Indeed, with another model I would get persistent transcriptions of silent parts into 'Thanks for watching!' or '[MUSIC]'. Pretty dumb that this failure mode wasn't caught in some QA process, and there are now multiple transcription models suffering from the same issue. Having silent parts in your input audio seems like it should be a very common occurrence...
When I was taught mathematics, the zero value was always considered the most important edge case. You prove something for N=0 (or N=1), then for N=M+1.
It's even more important in audio DSP: processing near-zeroes can end up being extremely CPU intensive, look up denormal/subnormal floats.
Yeah, I studied mathematics (algebra and number theory) and zero is the point, often sporting discontinuities, or weird asymptotic behavior.
Quite a lot of algorithms use some form of division and zero is the only number in our typical structures (Z, Q, R, C), that cannot be used to divide with.
In machine integer arithmetics, one must also beware division by -1, which can convert MIN_INT into MIN_INT with a signed overflow and violate some arithmetics invariants, such as sign (negative divided by negative is _usually_ positive).
Makes total sense, execution time is bounded. The point is it's still a case you must consider (what if near-zero is distinct from zero and significant?)
Considering that if you DO use VAD (voice activity detection), it's the best open weights voice recognition model by a very wide margin, it's quite good. I'd be willing to be that commercial products that "don't have this problem" are using VAD as well, and that this is well known to them. But Whisper is just the weights, and I suppose a simple reference implementation, not a full product.
> What good is a speech recognition tool that literally hears imaginary voices?
Well, if it is supposed to work after silence detection, then it is good for speech recognition I guess. It's like blaming a wheel why is it circular, you can't sit on it. It's a part of a larger machine.
On the other hand, I can imagine that when things get quiet and the signal-to-noise ratio gets close to zero, random background audio (or randomness introduced in the transcription model) will be enough to tickle a critical number of neurons and elicit hallucinations.
The related thought exercise is this: Try scanning across the band with an AM or sideband radio, and after a while your brain will start to wonder "was that a voice I just heard, or music perhaps?" when in reality it was just environmental static.
Yes, you are holding it wrong. The good of it is that it does not output imaginary voices when used with VAD.
Show us a technology with better results that does not use VAD. If you can’t, then I’m not sure what you’re arguing against except superficialities so inconsequential that I can’t comprehend the condescension. The results speak for itself
So if a tool has a process to have it perform at its best then it's a problem?
Do you also moan that before applying glue to a surface or it won't stick? Or if you need to drill a guiding hole before making a larger one in wood? Or that you need to use truly prime numbers for a security key to actually be safe?

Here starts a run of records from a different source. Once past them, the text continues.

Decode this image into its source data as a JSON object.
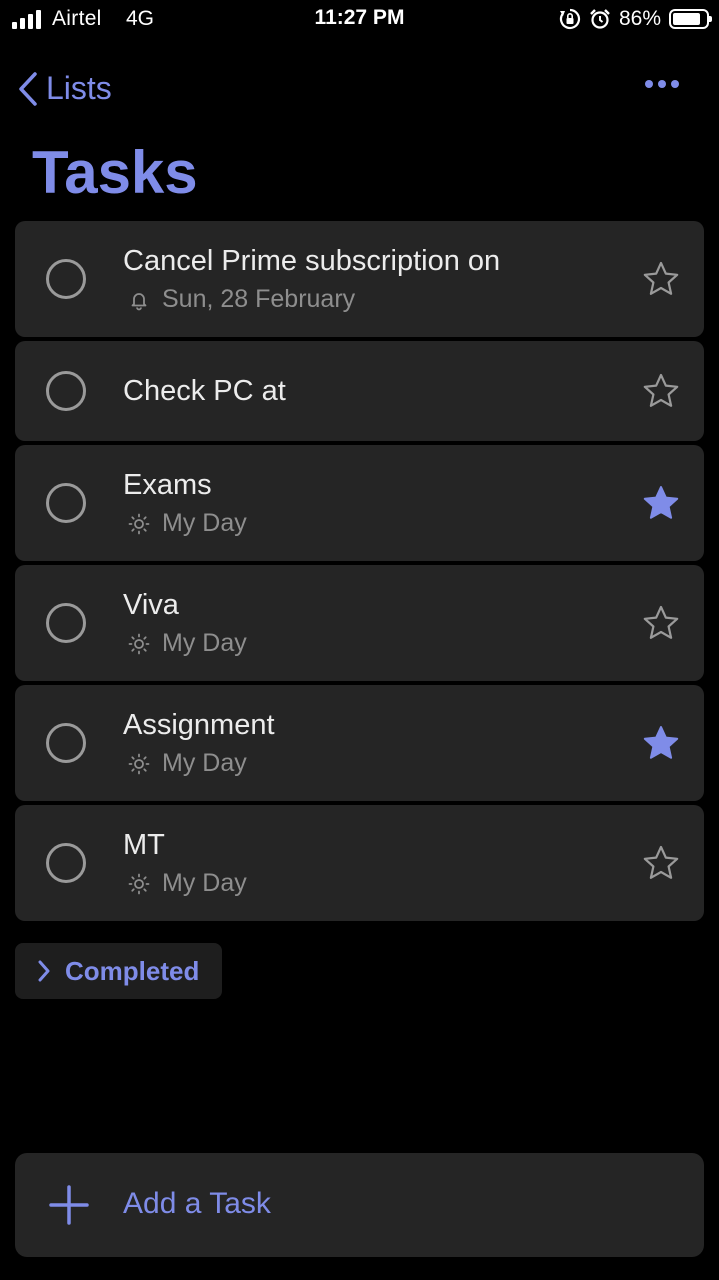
{
  "status_bar": {
    "carrier": "Airtel",
    "network": "4G",
    "time": "11:27 PM",
    "battery_percent_label": "86%",
    "battery_level": 0.86,
    "signal_bars": 4,
    "icons": [
      "signal-icon",
      "orientation-lock-icon",
      "alarm-icon",
      "battery-icon"
    ]
  },
  "nav": {
    "back_label": "Lists",
    "back_icon": "chevron-left-icon",
    "more_icon": "more-horizontal-icon"
  },
  "page": {
    "title": "Tasks"
  },
  "colors": {
    "accent": "#7f8ce8",
    "background": "#000000",
    "card": "#252525",
    "text_primary": "#ececec",
    "text_secondary": "#8e8e8e"
  },
  "tasks": [
    {
      "title": "Cancel Prime subscription on",
      "subtitle": "Sun, 28 February",
      "subtitle_icon": "bell-icon",
      "important": false
    },
    {
      "title": "Check PC at",
      "subtitle": "",
      "subtitle_icon": "",
      "important": false
    },
    {
      "title": "Exams",
      "subtitle": "My Day",
      "subtitle_icon": "sun-icon",
      "important": true
    },
    {
      "title": "Viva",
      "subtitle": "My Day",
      "subtitle_icon": "sun-icon",
      "important": false
    },
    {
      "title": "Assignment",
      "subtitle": "My Day",
      "subtitle_icon": "sun-icon",
      "important": true
    },
    {
      "title": "MT",
      "subtitle": "My Day",
      "subtitle_icon": "sun-icon",
      "important": false
    }
  ],
  "completed": {
    "label": "Completed",
    "icon": "chevron-right-icon"
  },
  "add_task": {
    "label": "Add a Task",
    "icon": "plus-icon"
  }
}
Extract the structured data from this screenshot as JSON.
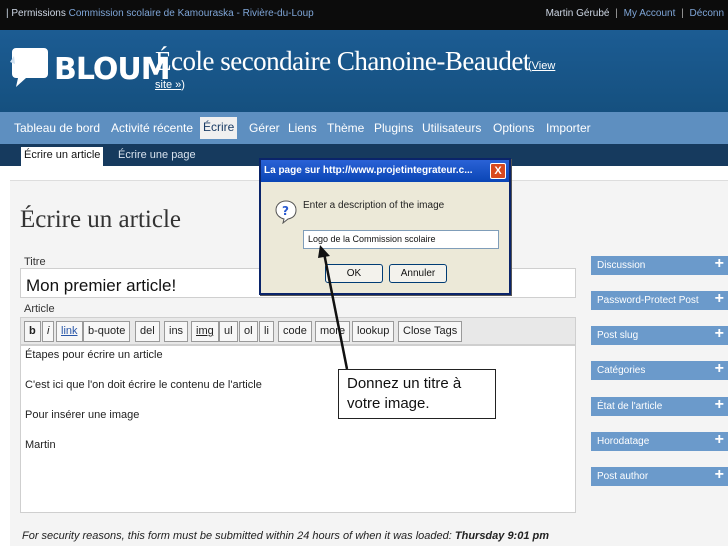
{
  "topbar": {
    "permissions": "Permissions",
    "school_board": "Commission scolaire de Kamouraska - Rivière-du-Loup",
    "user": "Martin Gérubé",
    "my_account": "My Account",
    "logout": "Déconn"
  },
  "header": {
    "logo_text": "BLOUM",
    "site_title": "École secondaire Chanoine-Beaudet",
    "view_site_1": "View",
    "view_site_2": "site »"
  },
  "menu": {
    "items": [
      "Tableau de bord",
      "Activité récente",
      "Écrire",
      "Gérer",
      "Liens",
      "Thème",
      "Plugins",
      "Utilisateurs",
      "Options",
      "Importer"
    ]
  },
  "submenu": {
    "items": [
      "Écrire un article",
      "Écrire une page"
    ]
  },
  "editor": {
    "page_title": "Écrire un article",
    "title_label": "Titre",
    "title_value": "Mon premier article!",
    "article_label": "Article",
    "toolbar": [
      "b",
      "i",
      "link",
      "b-quote",
      "del",
      "ins",
      "img",
      "ul",
      "ol",
      "li",
      "code",
      "more",
      "lookup",
      "Close Tags"
    ],
    "content_lines": [
      "Étapes pour écrire un article",
      "C'est ici que l'on doit écrire le contenu de l'article",
      "Pour insérer une image",
      "Martin"
    ]
  },
  "notice": {
    "text": "For security reasons, this form must be submitted within 24 hours of when it was loaded: ",
    "time": "Thursday 9:01 pm"
  },
  "sidebar": {
    "boxes": [
      "Discussion",
      "Password-Protect Post",
      "Post slug",
      "Catégories",
      "État de l'article",
      "Horodatage",
      "Post author"
    ],
    "plus": "+"
  },
  "dialog": {
    "title": "La page sur http://www.projetintegrateur.c...",
    "close": "X",
    "prompt": "Enter a description of the image",
    "input_value": "Logo de la Commission scolaire",
    "ok": "OK",
    "cancel": "Annuler"
  },
  "callout": {
    "text": "Donnez un titre à votre image."
  },
  "colors": {
    "header_blue": "#1c5c93",
    "menu_blue": "#5e8fc0",
    "submenu_navy": "#163a5e",
    "sidebox_blue": "#6b9acb"
  }
}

How is it not the case? It is unusable without VAD or editing. I don't understand what you're questioning
I agree their products could be better "end to end" integrated. Meanwhile there is a continuously-improving field of work for detecting speech (which Whisper is incapable of). They offer official "cookbooks" with guidance on an approach they recommend: https://cookbook.openai.com/examples/whisper_processing_guid...
> At times, files with long silences at the beginning can cause Whisper to transcribe the audio incorrectly. We'll use Pydub to detect and trim the silence.